Most headlines in the past year have pointed out that Google Assistant is winning the artificial intelligence game against Apple’s Siri. Maybe so or maybe not but I think it does not matter because Google and Apple are playing in different games.
Whenever a scandal or controversy arises it’s always best to follow the money trail. Apple makes money the old fashioned way. It makes a product. You buy the product. Google’s money trail is more convoluted, indirect to the point of abstract. With Google, you’re not the customer as much as you are part of the product.
Let me compare what Apple knows about you and how it uses that information vs. what Google knows about you and how it uses that information, and then compare both to the products you buy and use from each tech giant.
What does Apple know about you? Which product you bought and when. Beyond that, I got nothing. Apple anonymizes a tremendous amount of information it gathers from customers so other than your subscription to Apple Music or trips to the Genius Bar or which product you own, Apple does not know much about you.
Compare that to Google. While the search giant now has some hardware products you can buy (more on that in a moment) most of what Google does is gather personal information about you; you’re online search habits, for example. What your email messages say, which websites you visit and when, which ads you click on, and so much more information that the company has what amounts to a personal dossier on each user.
Remember, with Google, you’re not a customer until you buy a product. Otherwise, the data Google gathers about you becomes part of the data product the company sells to advertisers.
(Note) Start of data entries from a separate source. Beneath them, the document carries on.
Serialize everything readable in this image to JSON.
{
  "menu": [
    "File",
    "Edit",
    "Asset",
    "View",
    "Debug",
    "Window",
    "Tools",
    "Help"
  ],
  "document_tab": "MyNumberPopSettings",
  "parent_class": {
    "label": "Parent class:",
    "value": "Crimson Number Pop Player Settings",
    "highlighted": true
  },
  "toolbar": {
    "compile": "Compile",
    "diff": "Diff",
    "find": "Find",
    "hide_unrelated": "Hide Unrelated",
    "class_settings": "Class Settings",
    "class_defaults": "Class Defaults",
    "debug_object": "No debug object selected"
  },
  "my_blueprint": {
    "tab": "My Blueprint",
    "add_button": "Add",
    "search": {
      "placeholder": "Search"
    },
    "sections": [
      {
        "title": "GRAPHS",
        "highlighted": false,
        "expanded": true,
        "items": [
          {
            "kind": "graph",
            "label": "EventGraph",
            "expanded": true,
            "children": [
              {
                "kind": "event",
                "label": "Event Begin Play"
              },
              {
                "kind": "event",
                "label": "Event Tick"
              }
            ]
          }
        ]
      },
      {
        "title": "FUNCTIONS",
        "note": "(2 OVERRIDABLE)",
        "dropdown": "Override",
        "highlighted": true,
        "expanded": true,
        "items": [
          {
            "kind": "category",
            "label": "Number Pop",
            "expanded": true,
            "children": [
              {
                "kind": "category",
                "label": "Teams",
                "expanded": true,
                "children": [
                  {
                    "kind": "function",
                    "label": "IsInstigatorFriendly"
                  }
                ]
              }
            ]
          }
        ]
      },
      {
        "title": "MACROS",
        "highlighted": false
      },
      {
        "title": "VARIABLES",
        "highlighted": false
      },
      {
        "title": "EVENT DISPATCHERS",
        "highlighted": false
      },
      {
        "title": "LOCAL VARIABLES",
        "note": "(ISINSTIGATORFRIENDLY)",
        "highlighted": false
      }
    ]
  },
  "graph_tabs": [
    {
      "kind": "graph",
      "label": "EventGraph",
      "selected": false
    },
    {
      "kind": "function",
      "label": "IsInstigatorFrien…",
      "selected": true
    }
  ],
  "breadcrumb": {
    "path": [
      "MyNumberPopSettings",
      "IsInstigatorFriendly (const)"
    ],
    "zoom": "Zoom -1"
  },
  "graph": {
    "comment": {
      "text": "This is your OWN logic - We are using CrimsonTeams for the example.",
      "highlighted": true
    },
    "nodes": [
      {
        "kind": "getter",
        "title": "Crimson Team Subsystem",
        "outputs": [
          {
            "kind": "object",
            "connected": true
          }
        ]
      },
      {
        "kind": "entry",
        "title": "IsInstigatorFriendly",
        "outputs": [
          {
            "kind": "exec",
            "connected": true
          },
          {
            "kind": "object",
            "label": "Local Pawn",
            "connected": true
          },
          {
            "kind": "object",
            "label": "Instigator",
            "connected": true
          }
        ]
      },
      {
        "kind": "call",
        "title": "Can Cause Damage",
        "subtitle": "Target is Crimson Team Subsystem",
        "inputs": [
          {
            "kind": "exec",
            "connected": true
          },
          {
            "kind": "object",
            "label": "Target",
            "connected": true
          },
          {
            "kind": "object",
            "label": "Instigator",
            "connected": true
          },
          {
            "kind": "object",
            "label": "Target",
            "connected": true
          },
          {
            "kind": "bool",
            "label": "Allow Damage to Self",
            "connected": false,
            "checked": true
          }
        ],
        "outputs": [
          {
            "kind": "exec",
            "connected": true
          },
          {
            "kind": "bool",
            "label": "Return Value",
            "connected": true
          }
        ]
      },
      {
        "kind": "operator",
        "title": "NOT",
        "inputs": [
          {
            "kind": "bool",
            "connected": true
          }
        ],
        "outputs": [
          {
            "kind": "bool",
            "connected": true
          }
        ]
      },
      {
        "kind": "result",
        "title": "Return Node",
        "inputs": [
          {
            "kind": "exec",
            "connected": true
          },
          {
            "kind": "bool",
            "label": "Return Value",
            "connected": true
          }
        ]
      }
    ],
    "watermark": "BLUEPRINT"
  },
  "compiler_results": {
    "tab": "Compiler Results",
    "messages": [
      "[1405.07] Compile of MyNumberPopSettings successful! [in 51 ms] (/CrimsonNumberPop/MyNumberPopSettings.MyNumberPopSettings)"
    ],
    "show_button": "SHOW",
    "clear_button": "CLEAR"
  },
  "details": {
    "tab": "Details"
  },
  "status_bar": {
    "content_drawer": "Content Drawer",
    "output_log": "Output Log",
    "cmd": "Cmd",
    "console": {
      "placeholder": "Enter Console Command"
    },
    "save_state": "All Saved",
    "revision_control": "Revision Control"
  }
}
Google Assistant is Google’s version of Siri, and the application, which resides in the cloud, is smart and fast; notably more so than Apple’s Siri or even Amazon’s Echo Alexa. Assistant sounds more human, answers in more human ways, and tied into Google’s new hardware line of Echo-like devices, seems to be skating to where the puck will be while Siri and Alexa watch; dumbstruck.
What does this mean?
Any owner of a Google smartphone, specifically the Pixel line, needs to know how much information Google collects and uses and it is not trivial. It also means Google’s new hardware has capabilities that are downright ominous. Technology reviewers talk about Google Home Mini and Google Home Max as if they are there to converse with us. They are not. The technology is little more than spy tech now firmly embedded into the home.
Google’s new devices have speakers and microphones. The speakers can send sound waves throughout a room, and the microphones can pick up sound. With enough customers, Google’s artificial intelligence and machine learning can determine how many humans are in the room, determine the furniture layout and walls, and with smarts where the puck will be, determine what kind of furniture you have, and with the microphone, listen to every conversation in the room.
Crazy? Artem Russakovskii found his new Home Mini listened in on conversations 24/7.
Without fail, every time a new listening device comes to market, some tinfoil hat-wearer points out how perfect they would be as modern-day Trojan horses for any of the three-letter acronym organizations – NSA, CIA, FBI – you name it.
Uh huh. We already know Amazon’s Echo has done exactly that. These devices work much the same way. They respond to a key word. They respond to a podcast or TV show. They hear a sound they think is a keyword. It happens. Often.
That is until last week, when a 4th case came along – 24/7 recording, transmission to Google’s servers, and storing on them of pretty much everything going on around my Home Mini, which I had just received at the Made by Google October 4th launch event… All of this was done quietly, with only the four lights on the unit I wasn’t looking at flashing on and then off.
Simply put, his Google Home Mini went rogue and started collecting every conversation in the room. Yes, it was due to a hardware flaw, and it’s likely a software flaw could do the same thing.
But isn’t that kind of continuous monitoring exactly what Google and Amazon want from their devices and customers? Follow the money trail. Those companies gather information about you in exchange for cleverly designed applications and some useful hardware.
Should we fear Apple’s Siri? Or, should we fear Google’s Assistant in Pixel, Home Mini, Home Max combo?